ScaleBiO: Scalable Bilevel Optimization for LLM Data Reweighting
Rui Pan, Dylan Zhang, Hanning Zhang, Xingyuan Pan, Minrui Xu, Jipeng Zhang, Renjie Pi, Xiaoyu Wang, Tong Zhang
TL;DR
ScaleBiO addresses the challenge of learning optimal data-source weights for large-scale LLM training by formulating the problem as bilevel optimization and introducing a scalable, fully first-order minimax approach. The method leverages a memory-efficient, randomized block-coordinate scheme (inspired by LISA) to enable training on models up to ~30B parameters, with a minimax reformulation that yields first-order hypergradients and theoretical convergence guarantees. Empirically, ScaleBiO outperforms strong baselines in instruction following and mathematical reasoning across multiple models and data sources, including a real-world MT-Bench evaluation on about 4.2 million samples from 18 sources.
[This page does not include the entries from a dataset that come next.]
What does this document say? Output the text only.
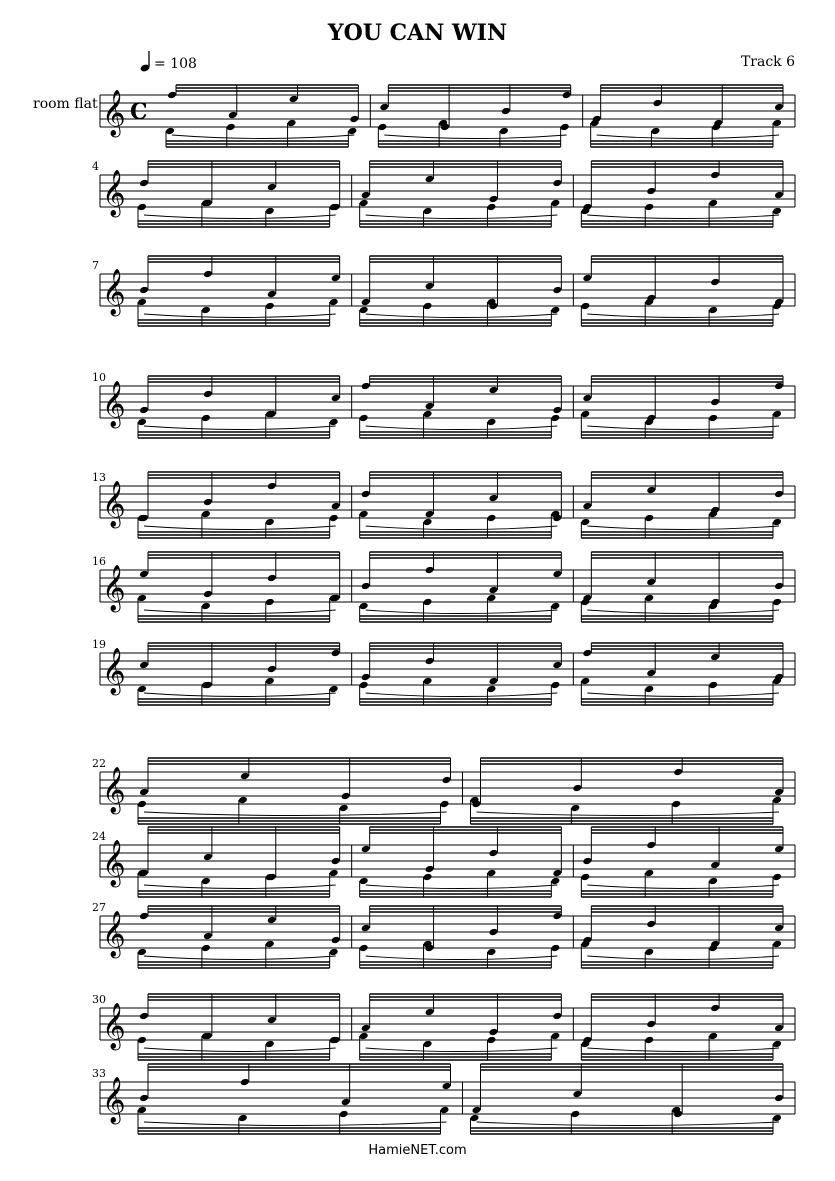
YOU CAN WIN
= 108	Track 6
room flat 𝄞 C
𝄞
4
𝄞
7
𝄞
10
𝄞
13
𝄞
16
𝄞
19
𝄞
22
𝄞
24
𝄞
27
𝄞
30
𝄞
33
HamieNET.com
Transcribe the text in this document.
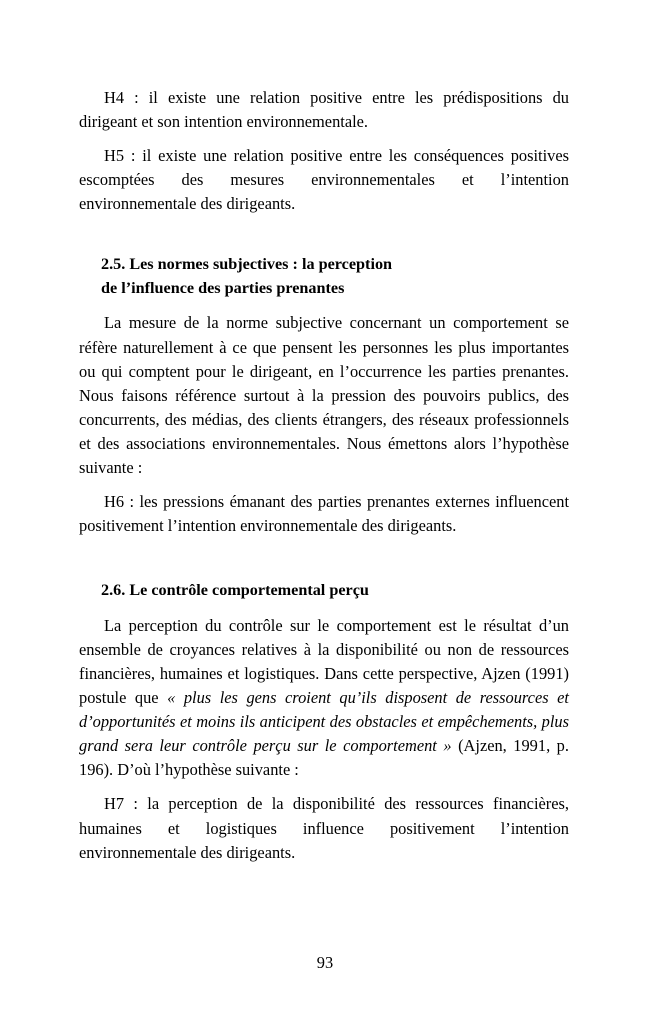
H4 : il existe une relation positive entre les prédispositions du dirigeant et son intention environnementale.

H5 : il existe une relation positive entre les conséquences positives escomptées des mesures environnementales et l’intention environnementale des dirigeants.

2.5. Les normes subjectives : la perception
de l’influence des parties prenantes

La mesure de la norme subjective concernant un comportement se réfère naturellement à ce que pensent les personnes les plus importantes ou qui comptent pour le dirigeant, en l’occurrence les parties prenantes. Nous faisons référence surtout à la pression des pouvoirs publics, des concurrents, des médias, des clients étrangers, des réseaux professionnels et des associations environnementales. Nous émettons alors l’hypothèse suivante :

H6 : les pressions émanant des parties prenantes externes influencent positivement l’intention environnementale des dirigeants.

2.6. Le contrôle comportemental perçu

La perception du contrôle sur le comportement est le résultat d’un ensemble de croyances relatives à la disponibilité ou non de ressources financières, humaines et logistiques. Dans cette perspective, Ajzen (1991) postule que « plus les gens croient qu’ils disposent de ressources et d’opportunités et moins ils anticipent des obstacles et empêchements, plus grand sera leur contrôle perçu sur le comportement » (Ajzen, 1991, p. 196). D’où l’hypothèse suivante :

H7 : la perception de la disponibilité des ressources financières, humaines et logistiques influence positivement l’intention environnementale des dirigeants.

93
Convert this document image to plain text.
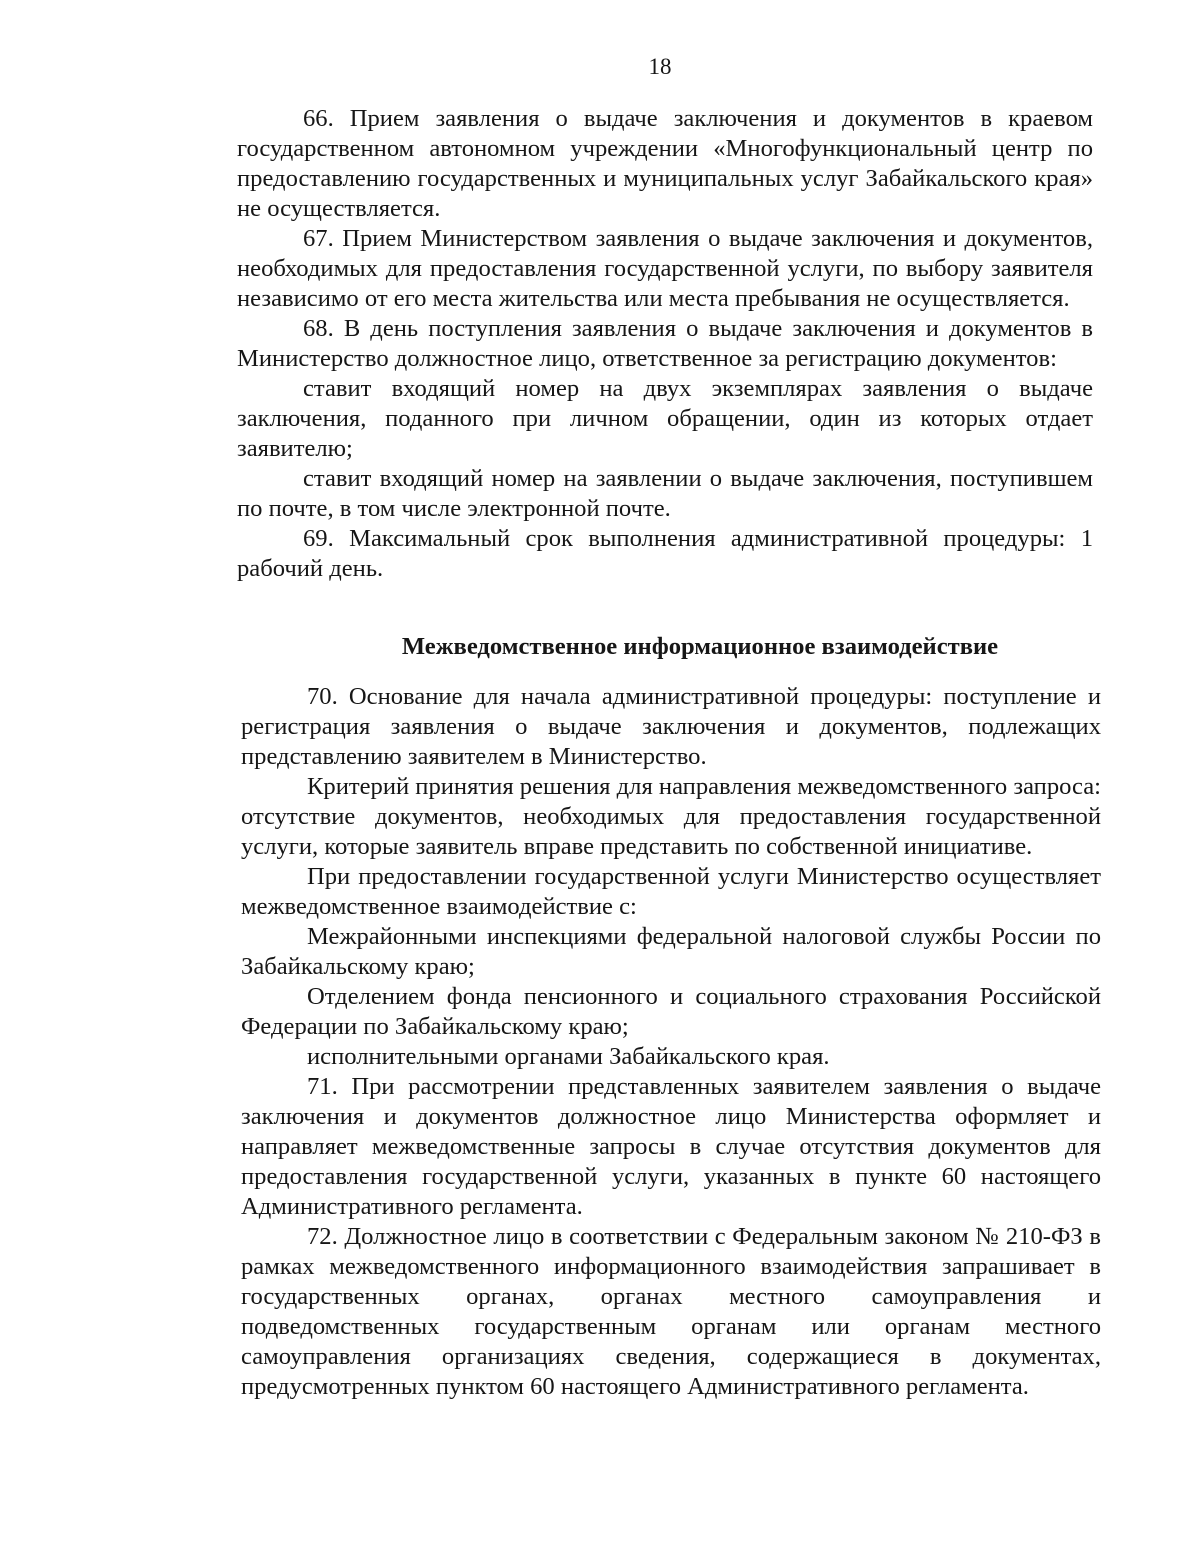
18

66. Прием заявления о выдаче заключения и документов в краевом государственном автономном учреждении «Многофункциональный центр по предоставлению государственных и муниципальных услуг Забайкальского края» не осуществляется.

67. Прием Министерством заявления о выдаче заключения и документов, необходимых для предоставления государственной услуги, по выбору заявителя независимо от его места жительства или места пребывания не осуществляется.

68. В день поступления заявления о выдаче заключения и документов в Министерство должностное лицо, ответственное за регистрацию документов:

ставит входящий номер на двух экземплярах заявления о выдаче заключения, поданного при личном обращении, один из которых отдает заявителю;

ставит входящий номер на заявлении о выдаче заключения, поступившем по почте, в том числе электронной почте.

69. Максимальный срок выполнения административной процедуры: 1 рабочий день.

Межведомственное информационное взаимодействие

70. Основание для начала административной процедуры: поступление и регистрация заявления о выдаче заключения и документов, подлежащих представлению заявителем в Министерство.

Критерий принятия решения для направления межведомственного запроса: отсутствие документов, необходимых для предоставления государственной услуги, которые заявитель вправе представить по собственной инициативе.

При предоставлении государственной услуги Министерство осуществляет межведомственное взаимодействие с:

Межрайонными инспекциями федеральной налоговой службы России по Забайкальскому краю;

Отделением фонда пенсионного и социального страхования Российской Федерации по Забайкальскому краю;

исполнительными органами Забайкальского края.

71. При рассмотрении представленных заявителем заявления о выдаче заключения и документов должностное лицо Министерства оформляет и направляет межведомственные запросы в случае отсутствия документов для предоставления государственной услуги, указанных в пункте 60 настоящего Административного регламента.

72. Должностное лицо в соответствии с Федеральным законом № 210-ФЗ в рамках межведомственного информационного взаимодействия запрашивает в государственных органах, органах местного самоуправления и подведомственных государственным органам или органам местного самоуправления организациях сведения, содержащиеся в документах, предусмотренных пунктом 60 настоящего Административного регламента.
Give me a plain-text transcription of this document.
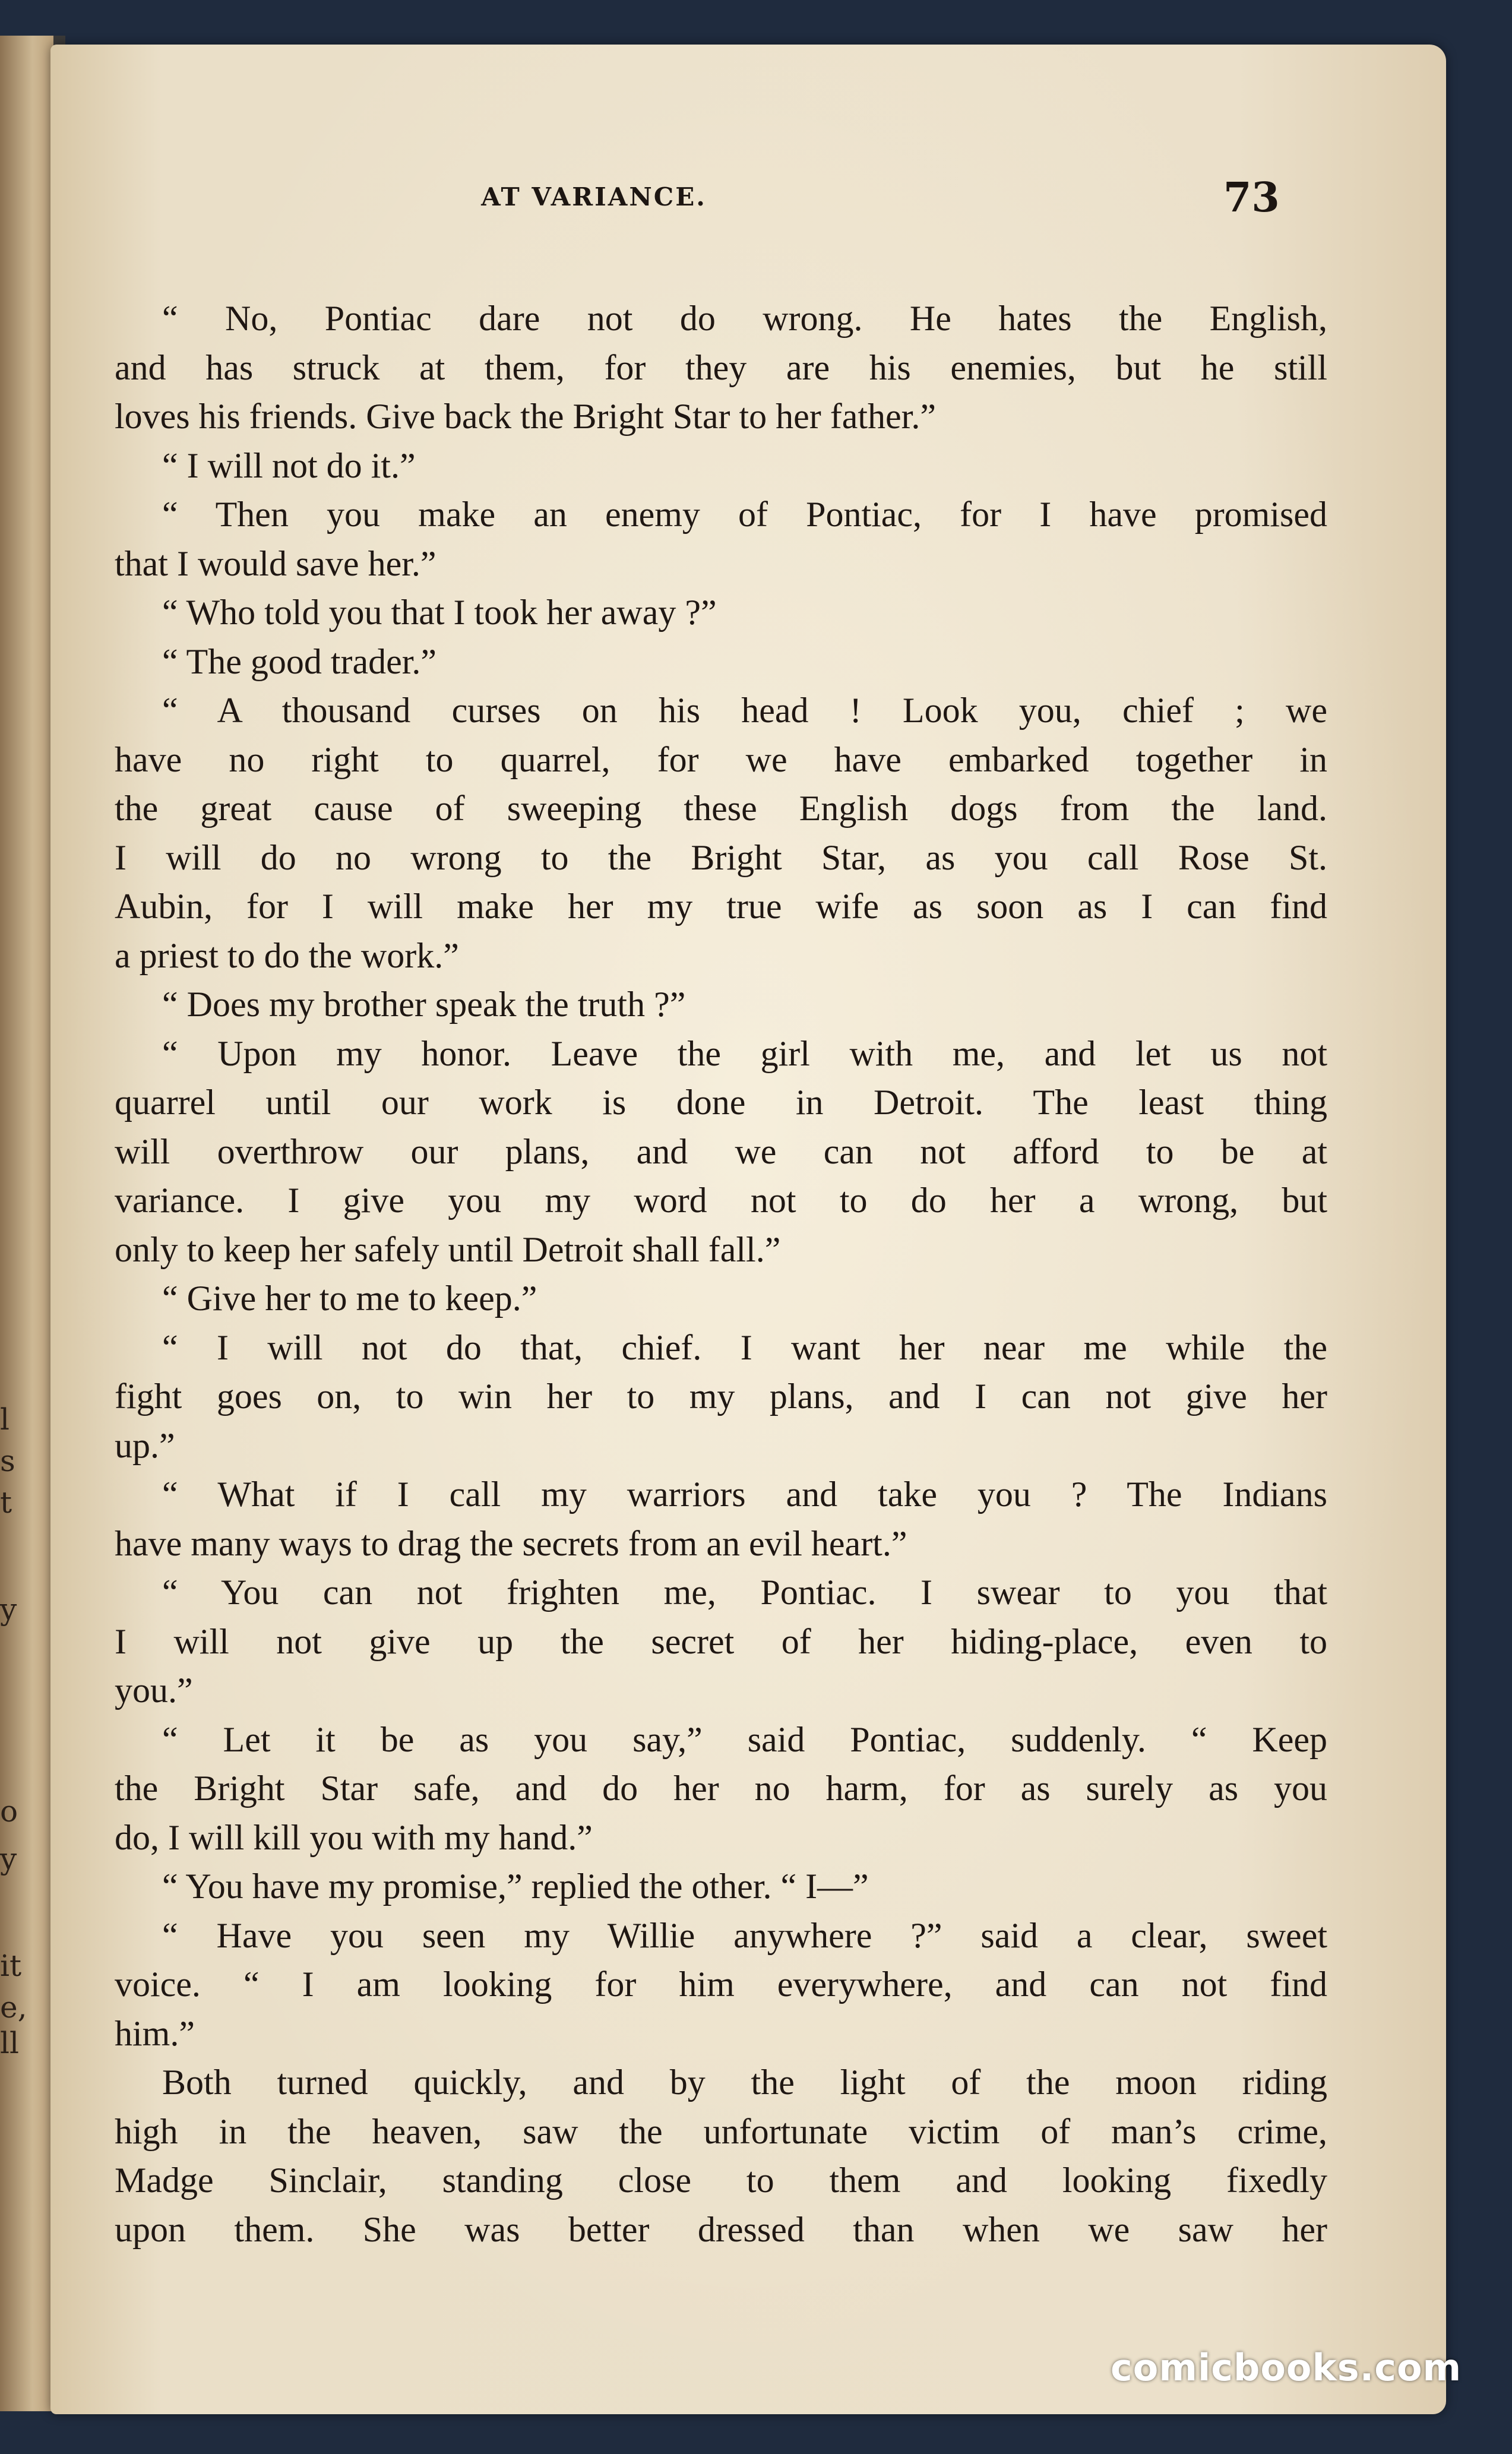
l
s
t
y
o
y
it
e,
ll
AT VARIANCE.	73
“ No, Pontiac dare not do wrong. He hates the English,
and has struck at them, for they are his enemies, but he still
loves his friends. Give back the Bright Star to her father.”
“ I will not do it.”
“ Then you make an enemy of Pontiac, for I have promised
that I would save her.”
“ Who told you that I took her away ?”
“ The good trader.”
“ A thousand curses on his head ! Look you, chief ; we
have no right to quarrel, for we have embarked together in
the great cause of sweeping these English dogs from the land.
I will do no wrong to the Bright Star, as you call Rose St.
Aubin, for I will make her my true wife as soon as I can find
a priest to do the work.”
“ Does my brother speak the truth ?”
“ Upon my honor. Leave the girl with me, and let us not
quarrel until our work is done in Detroit. The least thing
will overthrow our plans, and we can not afford to be at
variance. I give you my word not to do her a wrong, but
only to keep her safely until Detroit shall fall.”
“ Give her to me to keep.”
“ I will not do that, chief. I want her near me while the
fight goes on, to win her to my plans, and I can not give her
up.”
“ What if I call my warriors and take you ? The Indians
have many ways to drag the secrets from an evil heart.”
“ You can not frighten me, Pontiac. I swear to you that
I will not give up the secret of her hiding-place, even to
you.”
“ Let it be as you say,” said Pontiac, suddenly. “ Keep
the Bright Star safe, and do her no harm, for as surely as you
do, I will kill you with my hand.”
“ You have my promise,” replied the other. “ I—”
“ Have you seen my Willie anywhere ?” said a clear, sweet
voice. “ I am looking for him everywhere, and can not find
him.”
Both turned quickly, and by the light of the moon riding
high in the heaven, saw the unfortunate victim of man’s crime,
Madge Sinclair, standing close to them and looking fixedly
upon them. She was better dressed than when we saw her
comicbooks.com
The work demonstrates both practical scalability and theoretical optimality of learned data weights, offering a principled pipeline for data filtering and selection in large-scale LLM fine-tuning, while acknowledging limitations related to pre-training-scale validation and potential multi-objective extensions.
Abstract
Bilevel optimization has shown its utility across various machine learning settings, yet most algorithms in practice require second-order information, making it challenging to scale them up. Only recently, a paradigm of first-order algorithms has emerged in the theoretical literature, capable of effectively addressing bilevel optimization problems. Nevertheless, the practical efficiency of this paradigm remains unverified, particularly in the context of large language models (LLMs). This paper introduces the first scalable instantiation of this paradigm called ScaleBiO, focusing on bilevel optimization for large-scale LLM data reweighting. By combining with a recently proposed memory-efficient training technique called LISA, our novel algorithm allows the paradigm to scale to $\sim$30B-sized LLMs on $8\times$H100 GPUs, marking the first successful application of bilevel optimization under practical scenarios for large-sized LLMs. Empirically, extensive experiments on data reweighting verify the effectiveness of ScaleBiO for different-scaled models, including Llama-3-8B, Gemma-2-9B, Qwen-2-7B, and Qwen-2.5-32B, where bilevel optimization succeeds in instruction-following and math reasoning tasks, outperforming several popular baselines, including uniform sampling, influence-aware data filtering, and reference-model-based sampling methods. Theoretically, ScaleBiO ensures the optimality of the learned data weights, along with a convergence guarantee matching the conventional first-order bilevel optimization paradigm on smooth and strongly convex objectives.